Estimating the radius of the Earth from a plane trip My friend had an interview at Cambridge. He was asked the following question, and was stumped:

I fly to Chicago. The plane trip is $8$ hours. I look at the time and then set my watch back $6$ hours. Knowing that the Earth rotates $360^\circ$ in $24$ hours, what is the radius of the Earth?

 A: There is not enough information in the question to get anywhere near an estimate of the earth's radius.
Even if we assume that "setting your watch back 6 hours" means that the difference in longitude between the two points is exactly 90°, the question still doesn't specify the latitude of the two cities. And, of course, to get from a question where all the givens are time to an answer with the dimension of length, we would need to know the (ground) speed of the plane too.
To see concretely how there is too little information, Some other possible scenarios with a plane that flies with the same ground speed (and on the same earth) would be:

You fly from Frankfurt am Main to Santiago de Chile. It takes 15 hours, and when you arrive you set your watch back 6 hours.

or

You fly from Stockholm to Lagos. It takes 8 hours, and when you arrive you set your watch back 1 hour.

or even

You fly from Nuuk to Comodoro Rivadavia. It takes 15 hours, and when you arrive you set your watch back 1 hour.
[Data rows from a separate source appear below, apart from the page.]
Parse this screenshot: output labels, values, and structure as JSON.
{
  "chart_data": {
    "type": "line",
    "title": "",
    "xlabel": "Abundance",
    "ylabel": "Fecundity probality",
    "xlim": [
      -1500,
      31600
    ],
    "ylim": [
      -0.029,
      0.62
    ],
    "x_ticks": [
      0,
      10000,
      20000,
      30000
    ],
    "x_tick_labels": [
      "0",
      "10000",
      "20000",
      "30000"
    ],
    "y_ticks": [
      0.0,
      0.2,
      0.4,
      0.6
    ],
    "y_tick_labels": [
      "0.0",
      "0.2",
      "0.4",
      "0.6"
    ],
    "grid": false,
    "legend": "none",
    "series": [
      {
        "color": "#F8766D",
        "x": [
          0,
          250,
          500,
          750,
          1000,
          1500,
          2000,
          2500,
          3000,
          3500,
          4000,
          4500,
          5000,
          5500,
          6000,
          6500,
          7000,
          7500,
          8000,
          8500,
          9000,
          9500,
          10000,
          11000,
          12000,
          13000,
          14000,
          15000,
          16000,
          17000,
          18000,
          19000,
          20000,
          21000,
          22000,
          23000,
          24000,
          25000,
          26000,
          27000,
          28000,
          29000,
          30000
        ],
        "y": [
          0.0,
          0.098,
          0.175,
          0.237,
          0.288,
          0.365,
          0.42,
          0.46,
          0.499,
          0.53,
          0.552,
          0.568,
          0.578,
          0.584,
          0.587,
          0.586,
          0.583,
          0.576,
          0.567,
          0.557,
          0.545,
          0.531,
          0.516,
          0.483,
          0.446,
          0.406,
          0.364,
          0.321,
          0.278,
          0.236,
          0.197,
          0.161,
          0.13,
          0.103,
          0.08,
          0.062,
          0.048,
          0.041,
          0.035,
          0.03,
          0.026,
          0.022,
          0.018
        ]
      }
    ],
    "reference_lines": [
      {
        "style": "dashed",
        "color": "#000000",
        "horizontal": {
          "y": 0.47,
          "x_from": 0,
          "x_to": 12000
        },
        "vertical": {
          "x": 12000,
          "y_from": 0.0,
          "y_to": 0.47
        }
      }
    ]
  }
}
If the problem was solvable with the given information, there would need to be a method that gave the same radius of the earth when given the inputs $(8,6)$ as for $(15,6)$ and $(8,1)$ and $(15,1)$.
Distance sources.
A: To me the most straightforward way of seeing that this is unsolvable without further information is to analyse the units/dimensions (see dimensional analysis).
None of the given information contained a unit of distance. Hence, it must be impossible to calculate a distance from it.
Sometimes a distance is "hidden" in a compound unit (e.g. a speed in km/h or a fuel economy in miles per gallon) that can be "broken out" by using a second piece of information (in the previous examples, a time in hours or fuel consumption in gallons). But there's none of that here.
Since there's no information about scale here whatsoever, one can imagine in a galaxy far away, on a world the size of a pearl, the Microuniversity of Minicambridge asking the same question.
A: My guess is that the interviewer was not expecting to get an exact answer, but was looking to see how confident your friend was at making their own approximations and working using those. For example, here are two guestimates that, if correct, would provide the information that is needed as previous answers have pointed out:


*

*Chicago and England have similar climates so there's probably not too much difference in latitude. They aren't close to the equator and aren't close to the pole, so let's guess about halfway between. i.e. latitude of 45 degrees.

*I know that military jets go supersonic, but you're probably talking about a commercial jet here and they don't. Let's guess about half the speed of sound: i.e. about 150m/s


Note that these estimates are incredibly crude, but they're reasoned and would have given your friend something to do that the interviewer could have judged.
p.s. A good source to emulate for this sort of crude estimation is the xkcd What If? articles, which use guesses like these to insight into situations much further from normal human experience.
A: Estimate plan flies at 500knts.  Fly for 8 hours = 4000miles.  Clock back 6 hours, so I'm 1/4 of the way round the earth.  Therefore circumference of earth is 4x = 16,000miles at this lattitude.  London is 53' so call it 45' for argument sake, using pythag/trig this means circumference is 0.7 (approx) of that at equator.  Therefore 16000/0.7 = 23,000 (approx.)  (actual is around 21,600 Nautical miles so not bad for an estimate)
A: The goal of this interview question wasn't a mathematics answer.  It is really a question that is suppose to trigger you to ask more question.
The issues with which Cambridge was important, as with all sorts of pseudo distance units being thrown at you.  The interviewee is suppose to be asking all sorts of questions to clarify and request more data.  This is very typical in standard business interactions, where clients always think they want something, but actually rarely does, and really has no idea what they want.